Punk-cabaret singer-slash-Twitter troubadour has released a video for her cover of "The World Has Turned Upside Down," a 1975 Leon Rosselon worker's anthem popularized by Billy Bragg. The video, which she made with Boston filmmaker Michael Gill, features video footage from various Occupy events from across America. You can watch it below.
Palmer visited Occupy events in her hometown of Boston and her current residence of New York, as well as in Los Angeles, Oakland, Calif., Portland, Ore., Vancouver and Seattle on her recent tour. That she would find affinity with the movement is not surprising. The Occupy movement is known for many things, one of which is that it was organized almost completely by social media outlets like Twitter. She can relate.
Amanda Palmer found cult success with her piano-drums duo The Dresden Dolls and her 2008 solo album Who Killed Amanda Palmer? but clashed with her former record label Roadrunner over business and artistic concerns. She left the label and started using her Twitter account to organize impromptu shows and get her music directly to her fans, and has become one of the most popular musicians on the social media service. She recently paid tribute to this DIY ethos with her new single "Ukulele Anthem," for which she crowd-sourced lyrics from her fans and which she has performed at recent Occupy events.
Nonstop Sound recently talked with Palmer about her new video and how she became involved with the Occupy Events.
Nonstop Sound: When did you first hear about the Occupy Wall Street Protests, and what was your immediate impression?
Amanda Palmer: "Since I'm really active on Twitter, I heard about it immediately. I do free outdoor pop-up concerts all the time. I call them 'ninja gigs.' So my fans started asking from day 1 if I was going to show up at Zuccotti park and play. The answer: yes, obviously."
NS: Did you go out of your way to visit different Occupy protests while touring the country, or did you just tend to stumble on them when killing time before your shows? What did they seem to have in common, and how were they different?

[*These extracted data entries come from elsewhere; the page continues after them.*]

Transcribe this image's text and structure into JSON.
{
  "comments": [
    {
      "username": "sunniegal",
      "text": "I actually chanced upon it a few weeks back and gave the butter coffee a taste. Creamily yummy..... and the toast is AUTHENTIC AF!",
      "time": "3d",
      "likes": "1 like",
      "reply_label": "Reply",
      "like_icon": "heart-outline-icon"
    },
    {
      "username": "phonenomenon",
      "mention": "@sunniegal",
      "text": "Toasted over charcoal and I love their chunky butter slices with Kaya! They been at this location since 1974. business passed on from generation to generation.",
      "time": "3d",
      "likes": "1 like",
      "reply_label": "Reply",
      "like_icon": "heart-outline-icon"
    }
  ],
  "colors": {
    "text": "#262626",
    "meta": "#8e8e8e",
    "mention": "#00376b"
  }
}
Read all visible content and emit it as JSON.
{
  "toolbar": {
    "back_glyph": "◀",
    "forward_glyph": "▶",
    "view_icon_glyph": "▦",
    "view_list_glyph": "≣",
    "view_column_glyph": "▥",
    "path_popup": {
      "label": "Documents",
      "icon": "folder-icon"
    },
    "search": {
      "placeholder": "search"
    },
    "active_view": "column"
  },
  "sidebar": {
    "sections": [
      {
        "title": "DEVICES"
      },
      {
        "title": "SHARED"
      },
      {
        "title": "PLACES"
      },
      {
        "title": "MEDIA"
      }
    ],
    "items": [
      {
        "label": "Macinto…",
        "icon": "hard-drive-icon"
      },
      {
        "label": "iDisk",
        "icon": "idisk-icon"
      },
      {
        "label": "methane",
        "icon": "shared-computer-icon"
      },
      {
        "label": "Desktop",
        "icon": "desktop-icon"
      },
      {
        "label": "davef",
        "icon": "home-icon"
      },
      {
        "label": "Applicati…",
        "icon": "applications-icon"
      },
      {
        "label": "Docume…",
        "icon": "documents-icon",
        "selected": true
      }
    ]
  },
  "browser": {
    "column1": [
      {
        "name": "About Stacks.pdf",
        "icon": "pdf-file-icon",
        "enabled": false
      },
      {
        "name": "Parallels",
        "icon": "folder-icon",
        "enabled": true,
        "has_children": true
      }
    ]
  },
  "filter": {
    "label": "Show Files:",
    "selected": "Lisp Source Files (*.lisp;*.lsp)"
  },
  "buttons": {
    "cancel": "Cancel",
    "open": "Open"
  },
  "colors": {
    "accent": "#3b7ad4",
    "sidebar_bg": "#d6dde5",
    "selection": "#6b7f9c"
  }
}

AP: "On the West Coast, I had a tour booked anyway with Neil Gaiman, a writer and my husband. In some cities I had to travel a bit out of the way; for instance, I visited Occupy Oakland, which meant getting over the bridge on the day of our show in San Francisco. Here's the most interesting thing: me and my team emailed every #Occupy website on my route and in some cases we got answers via email, but it was far more effective to reach out to each site via twitter. The people manning the #occupy twitter feeds were actively online ALL THE TIME, and so I'd usually be on the phone with someone from the occupation within five minutes of twittering that I wanted to head over and play. Twitter is absolutely amazing; it's changed the way I tour and communicate."
NS: What idea came first, covering "The World Turned Upside Down" or making a video using footage of the protests?

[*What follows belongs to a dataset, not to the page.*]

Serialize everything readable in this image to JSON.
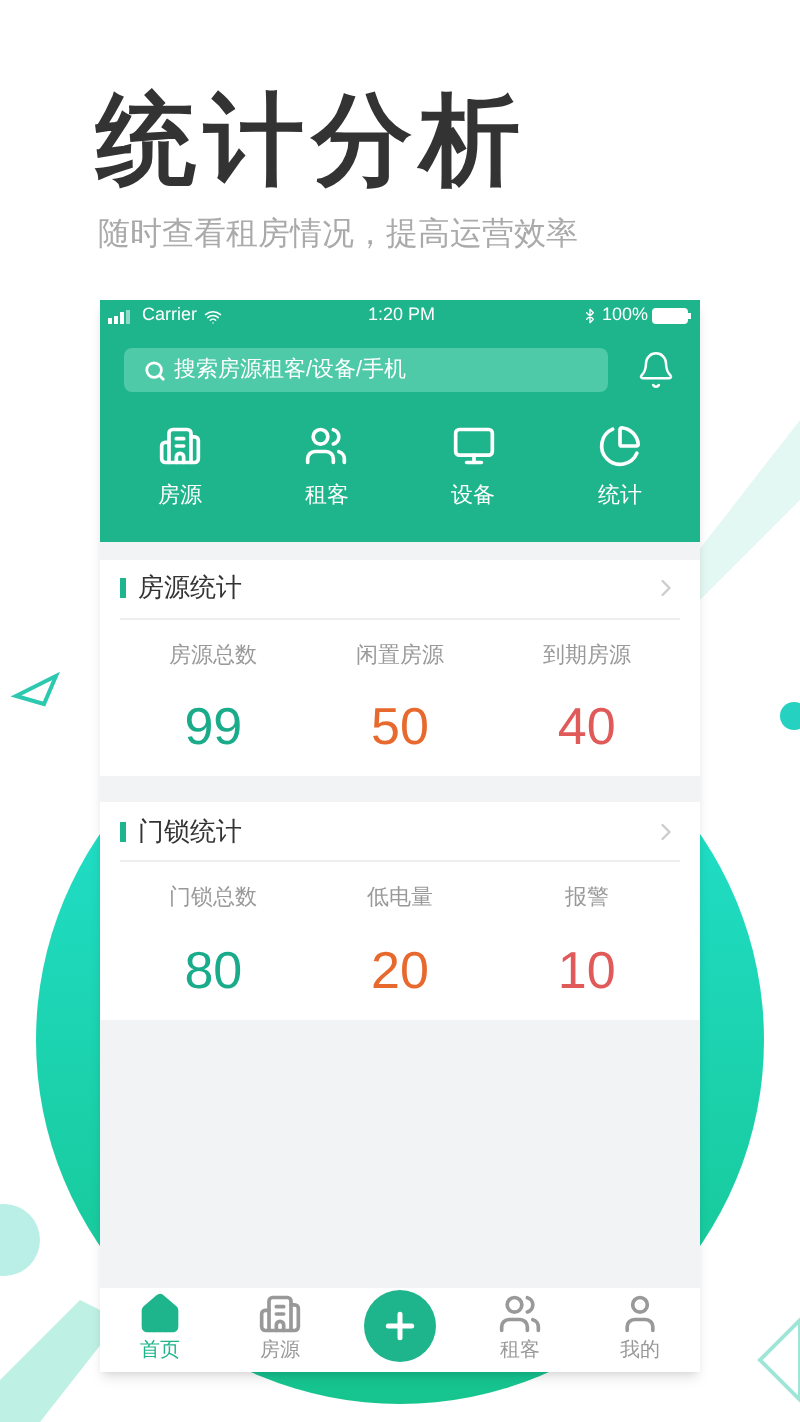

AP: "Playing the song. I've always loved it and I was trying to come up with good, appropriate covers to play at Occupy Boston and Wall Street. It was such a clearly perfect analog to the movement, and I'd played the song before. At most Occupys I also did versions of John Lennon's 'Working Class Hero' and Peter Yarrow from Peter, Paul and Mary and I also did two covers together at a benefit around that same time of his 'If I Had a Hammer' and Bob Dylan's 'Blowin' in the Wind.' Those songs don't get old, they address the same issues that we're dealing with right now. When I wrote the 'Ukulele Anthem,' I was trying to make a universal protest song in the same ilk...a song that will make sense forever."
NS: How did you come to work with Michael Gill?

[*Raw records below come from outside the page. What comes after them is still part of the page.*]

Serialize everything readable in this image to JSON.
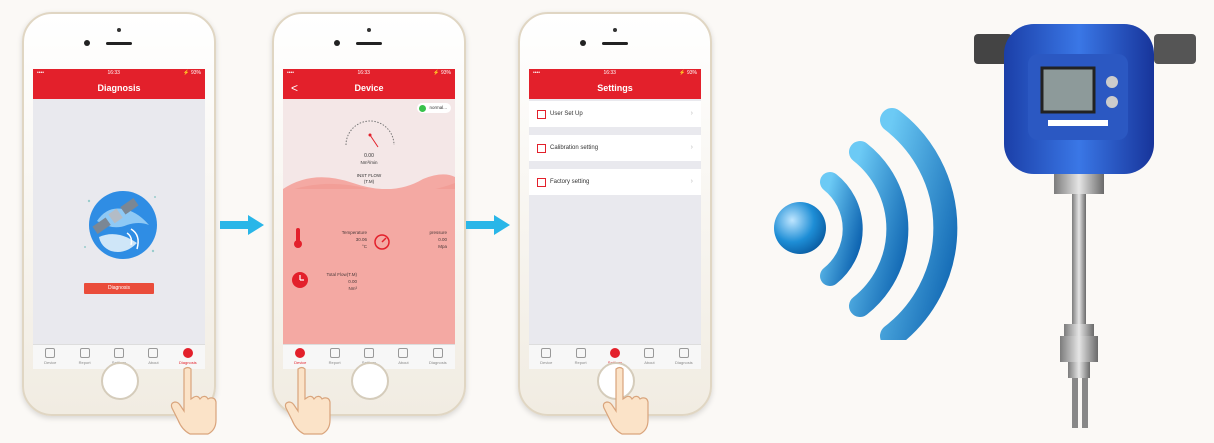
{
  "phone1": {
    "status_left": "•••• ",
    "status_time": "16:33",
    "status_right": "⚡ 93%",
    "title": "Diagnosis",
    "button": "Diagnosis",
    "tabs": [
      "Device",
      "Report",
      "Settings",
      "About",
      "Diagnosis"
    ]
  },
  "phone2": {
    "status_left": "•••• ",
    "status_time": "16:33",
    "status_right": "⚡ 93%",
    "title": "Device",
    "back": "<",
    "status_pill": "normal...",
    "gauge_value": "0.00",
    "gauge_unit": "Nm³/min",
    "gauge_title": "INST FLOW",
    "gauge_sub": "(T.M)",
    "temperature_label": "Temperature",
    "temperature_value": "30.06",
    "temperature_unit": "°C",
    "pressure_label": "pressure",
    "pressure_value": "0.00",
    "pressure_unit": "Mpa",
    "total_label": "Total Flow(T.M)",
    "total_value": "0.00",
    "total_unit": "Nm³",
    "tabs": [
      "Device",
      "Report",
      "Settings",
      "About",
      "Diagnosis"
    ]
  },
  "phone3": {
    "status_left": "•••• ",
    "status_time": "16:33",
    "status_right": "⚡ 93%",
    "title": "Settings",
    "rows": [
      "User Set Up",
      "Calibration setting",
      "Factory setting"
    ],
    "tabs": [
      "Device",
      "Report",
      "Settings",
      "About",
      "Diagnosis"
    ]
  },
  "colors": {
    "accent": "#e3202b",
    "arrow": "#29b6e8",
    "wifi": "#1a8fd4"
  },
  "icons": [
    "globe-satellite-icon",
    "thermometer-icon",
    "pressure-gauge-icon",
    "clock-icon",
    "wifi-signal-icon",
    "pointing-hand-icon",
    "arrow-right-icon"
  ]
}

AP: "He's an old, old musician friend from Boston. He's gotten into filmmaking in the past few years and has been making videos for lots of local pals, we're just connected in 12 different ways. But the main light bulb went on when Mike sent me a video he'd edited of people getting arrested at Occupy Boston. It was an obvious alliance."
NS: Do you see a parallel between the way the protesters uses social media to organize these events and the way you've been using Twitter to book shows and keep in contact with your fans?
AP: "Absolutely. I think Twitter is one of the most powerful and useful tools that the public has to change the status quo. It's the most efficient, uncluttered way for people to share information -- fast, unfiltered and without the interference or reliance on the old guard. I truly believe any effective revolution will be organized and spread using such tools."
NS: What are your thoughts on the recent removal of the protesters from Zuccotti Park?
AP: We're in a very important moment in history: what is Occupy 2.0? Whatever it is, if people stay on topic and on task and continue to communicate and work towards change, this country will see the shift. People have remembered that they have voices, control and can effect real change in their towns and cities. Now that people have realized that, there's hopefully no turning back."